Natalya echó a un lado la cadera prácticamente inexistente y consultó una tablilla portapapeles de metacrilato.

—Veamos. Ahora ha acabado el masaje relajante y va de camino al afeitado en caliente. Tiene que estar de vuelta exactamente a las dos, pero en cuanto llegue tendrá que ver al sastre, para asegurarnos de que finalmente está bajo control el problema de la solapa.

Brooke le sonrió con dulzura a la ajetreada joven y decidió cambiar de estrategia.

—Estarás ansiosa por que termine de una vez el día. Por lo que veo, no has parado de correr ni un segundo.

—¿Es tu manera de decir que voy hecha una mierda? —contestó Natalya, mientras se llevaba automáticamente la mano al pelo—. Porque si es eso, deberías decirlo directamente.

Brooke suspiró. ¿Por qué sería imposible acertar con aquella gente? Quince minutos antes, cuando se había armado de valor y le había preguntado a Leo si el hotel de Beverly Hills donde se alojaban era el mismo donde se había rodado
Pretty Woman
, él le había contestado que no tenía tiempo para hacer turismo.

—No he querido decir eso, ni mucho menos —le dijo a Natalya—. Es sólo que el día está siendo una locura y creo que estás haciendo un gran trabajo.

—Alguien tiene que hacerlo —respondió Natalya, antes de marcharse.

Brooke estuvo a punto de llamarla para decirle dos palabras sobre los buenos modales y la cortesía, pero se lo pensó mejor cuando recordó al periodista que lo observaba todo a tres metros de distancia. Por desgracia, aquel hombre tenía permiso para seguirlos a todas partes durante las horas anteriores a la gala de los Grammy, como parte de su investigación para un artículo de fondo que su revista iba a publicar sobre Julian. Leo había negociado algún tipo de trato, por el cual garantizaba acceso sin restricciones a Julian durante una semana, si la revista
New York
se comprometía a dedicarle una portada; por eso, transcurridos cuatro días de la semana, todo el entorno de Julian seguía esforzándose por mantener una fachada de sonrisas y amor al trabajo, que sin embargo se estaba desmoronando miserablemente.

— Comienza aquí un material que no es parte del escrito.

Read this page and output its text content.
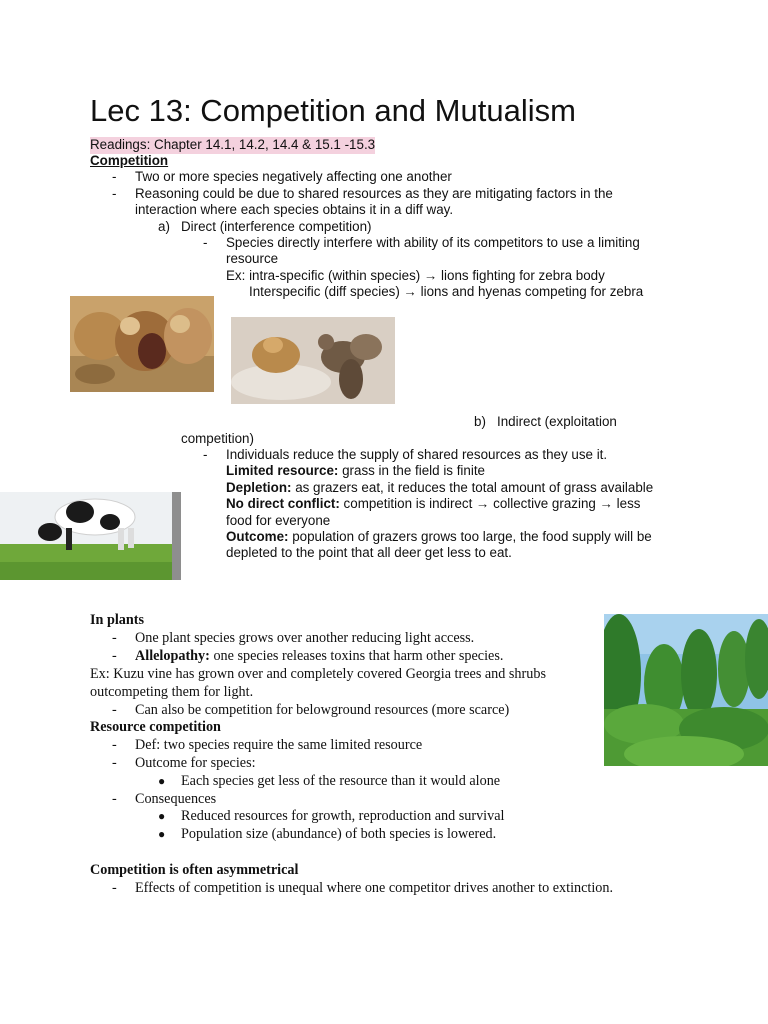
Lec 13: Competition and Mutualism
Readings: Chapter 14.1, 14.2, 14.4 & 15.1 -15.3
Competition
- Two or more species negatively affecting one another
- Reasoning could be due to shared resources as they are mitigating factors in the
interaction where each species obtains it in a diff way.
a) Direct (interference competition)
- Species directly interfere with ability of its competitors to use a limiting
resource
Ex: intra-specific (within species) → lions fighting for zebra body
Interspecific (diff species) → lions and hyenas competing for zebra
b) Indirect (exploitation
competition)
- Individuals reduce the supply of shared resources as they use it.
Limited resource: grass in the field is finite
Depletion: as grazers eat, it reduces the total amount of grass available
No direct conflict: competition is indirect → collective grazing → less
food for everyone
Outcome: population of grazers grows too large, the food supply will be
depleted to the point that all deer get less to eat.
In plants
- One plant species grows over another reducing light access.
- Allelopathy: one species releases toxins that harm other species.
Ex: Kuzu vine has grown over and completely covered Georgia trees and shrubs
outcompeting them for light.
- Can also be competition for belowground resources (more scarce)
Resource competition
- Def: two species require the same limited resource
- Outcome for species:
● Each species get less of the resource than it would alone
- Consequences
● Reduced resources for growth, reproduction and survival
● Population size (abundance) of both species is lowered.
Competition is often asymmetrical
- Effects of competition is unequal where one competitor drives another to extinction.
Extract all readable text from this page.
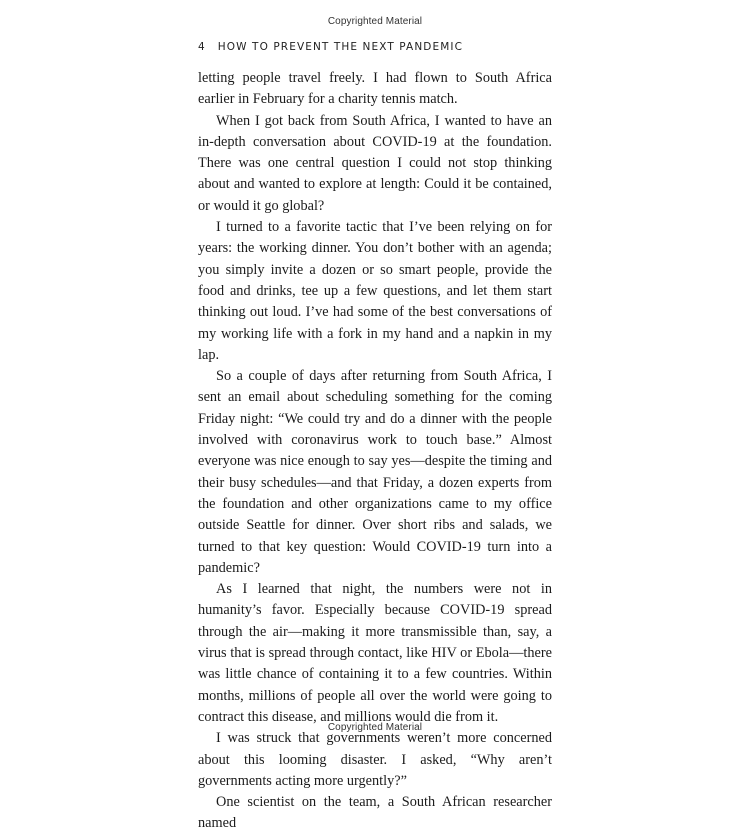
Copyrighted Material
4 HOW TO PREVENT THE NEXT PANDEMIC

letting people travel freely. I had flown to South Africa earlier in February for a charity tennis match.

When I got back from South Africa, I wanted to have an in-depth conversation about COVID-19 at the foundation. There was one central question I could not stop thinking about and wanted to explore at length: Could it be contained, or would it go global?

I turned to a favorite tactic that I’ve been relying on for years: the working dinner. You don’t bother with an agenda; you simply invite a dozen or so smart people, provide the food and drinks, tee up a few questions, and let them start thinking out loud. I’ve had some of the best conversations of my working life with a fork in my hand and a napkin in my lap.

So a couple of days after returning from South Africa, I sent an email about scheduling something for the coming Friday night: “We could try and do a dinner with the people involved with coronavirus work to touch base.” Almost everyone was nice enough to say yes—despite the timing and their busy schedules—and that Friday, a dozen experts from the foundation and other organizations came to my office outside Seattle for dinner. Over short ribs and salads, we turned to that key question: Would COVID-19 turn into a pandemic?

As I learned that night, the numbers were not in humanity’s favor. Especially because COVID-19 spread through the air—making it more transmissible than, say, a virus that is spread through contact, like HIV or Ebola—there was little chance of containing it to a few countries. Within months, millions of people all over the world were going to contract this disease, and millions would die from it.

I was struck that governments weren’t more concerned about this looming disaster. I asked, “Why aren’t governments acting more urgently?”

One scientist on the team, a South African researcher named

Copyrighted Material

Cada vez que Brooke sorprendía una mirada del periodista (que por lo demás parecía un tipo simpático), fantaseaba con la posibilidad de asesinarlo.

Estaba impresionada por la habilidad con que un buen reportero era capaz de confundirse con el paisaje. Antes de entrar en la vorágine de la fama, siempre le había parecido ridículo que alguien discutiera con su pareja, reprendiera a un empleado o incluso contestara al móvil delante de un periodista en busca de primicias jugosas, pero ahora comprendía muy bien a las víctimas. El hombre de la revista
New York
los acompañaba constantemente desde hacía cuatro días; pero al comportarse como si fuera ciego, sordo y mudo, había llegado a parecer tan poco amenazador como el papel pintado. Y Brooke sabía que era entonces cuando se volvía más peligroso.